On my deathbed, I will contend that the Clintons got a bad rap on their failed 1994 attempt at health care reform. An excellent piece in The American Prospect (hat tip: Washington Monthly) agrees and argues that this time, the Dems can pull it off. Here's (partially) why:
First, the moment is more amenable to reform -- in part because the reality has worsened. Fears abound that we are set to enter a deep recession, but even back when the macroeconomic indicators were fairly good, the health care numbers looked pretty bad. In 1994, 37 million Americans were uninsured. By 2007, that number had ballooned to 47 million. Between 1996 and 2007, the average employee's spending on health premiums for his family shot up 85 percent -- and incomes, of course, have not followed.

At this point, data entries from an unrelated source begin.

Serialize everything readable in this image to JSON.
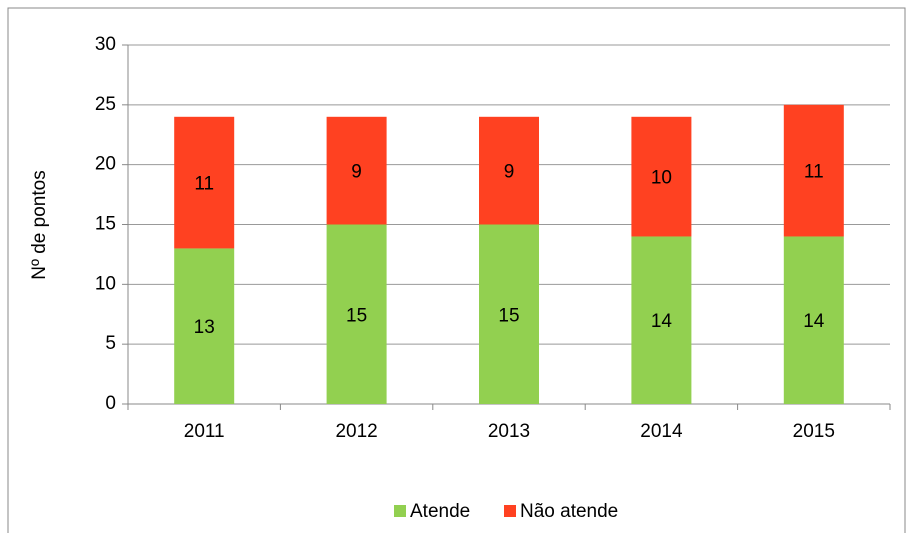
{
  "chart_data": {
    "type": "bar",
    "stacked": true,
    "y_label": "Nº de pontos",
    "categories": [
      "2011",
      "2012",
      "2013",
      "2014",
      "2015"
    ],
    "series": [
      {
        "name": "Atende",
        "color": "#92d050",
        "values": [
          13,
          15,
          15,
          14,
          14
        ]
      },
      {
        "name": "Não atende",
        "color": "#ff4121",
        "values": [
          11,
          9,
          9,
          10,
          11
        ]
      }
    ],
    "ylim": [
      0,
      30
    ],
    "yticks": [
      0,
      5,
      10,
      15,
      20,
      25,
      30
    ],
    "grid": true,
    "legend": "bottom"
  }
}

"My personal index," says Len Nichols, director of the New America Foundation's health policy program, "is the ratio of family premiums to median family income. In 1987, it was 7 percent. Today it's 17 percent. That fundamental dynamic, that health care costs are growing so much faster than economic productivity, means that even though unemployment is so low and the macro-economic indicators are good, there's still intense, acute anxiety." In other words, the concerns that once appeared only during recessions are now an enduring fact of American life. The health care system is so expensive, so unwieldy, so unstable, that today's participants feel much like the victims of the early-'90s recession.
Business also seems exhausted by the ceaseless march of health care costs and ready for reform. In 1994, when managed care was just beginning to squeeze cost growth, health spending grew by a mere 4.1 percent. It looked like the private sector might prove able to control costs just fine. But the gains from managed care dissipated as the 1990s wore on, and in 2005, health spending grew by 7.2 percent. Much of that cost was borne by the business community.
"It's a global competitiveness issue," says Charles Kolb, president of the Committee for Economic Development, a business coalition. "And even if it weren't, it's a cost issue. Health care costs are growing at a rate that's simply not sustainable. [Our members] are in the business of business, not the business of health care."
Unfortunately, while both Obama and Clinton are likely to at least try do something about health care both remain mum on a crucial aspect: dental care.
Sound silly? Go into the hood and check the choppers around you. I poll-watched last election in a Skid Row neighborhood, lucky me. Guys drunk, in donation barrel clothes with ropes for belts, at 8 am having been paid to vote. I was floored by all the toothless middle-aged and younger people coming in to vote. How could that be? At another community forum where inner city folks were confronting the local newspaper for better coverage—ditto. One woman complained bitterly to me that her neighborhood was red-lined such that she couldn't get a job in reception at the paper. I didn't want to suggest that it might be her exposed gums (among other things) that were the problem. The few teeth she had, all on the bottom row, pointed in every direction but up. We have a dental crisis in America and guess who's getting bitten. From The Nation:
Last Spring, following the death of twelve-year old Deamonte Driver of Maryland whose untreated tooth infection spread to his brain, I wrote about the national epidemic of dental disease and the lack of access to dental care faced by the poor and working class. Last month, an article in the New York Times painted a horrifying picture of the state of dental care, where bootleggers sell dentures that would otherwise be unaffordable to many people missing teeth; where low Medicaid reimbursement rates perpetuate a dearth of participating dentists; where untreated cavities are a leading cause of kids missing school, people use Krazy Glue to reattach broken teeth, or swish rubbing alcohol to treat an infection, "burning the gums and creating ulcers."
Currently, Medicaid only covers pulling teeth to treat infections -- not root canals or dentures –- which can certainly dim the job prospects for someone trying to earn a living in our economy.
"Try finding work when you're in your 30s or 40s and you're missing front teeth," Jane Stephenson, founder of the New Opportunity School in Berea, Kentucky told the Times.
We couldn't find $80 to have a 12-year-old's tooth fixed but found $300,000 for the hospital to treat him while he died of infection.
Lacking health care, I hadn't seen a dentist in nearly four years. Halfway through, I broke a back tooth and couldn't chew on that side. Nice, huh? Even once I got a job with benefits I had to pay 60% of the cost -- approximately $600. Doc said I'd been heading for a root canal. What a system. Yet, neither candidate would speak to reporters about their plan for dental coverage. Maybe they don't have one?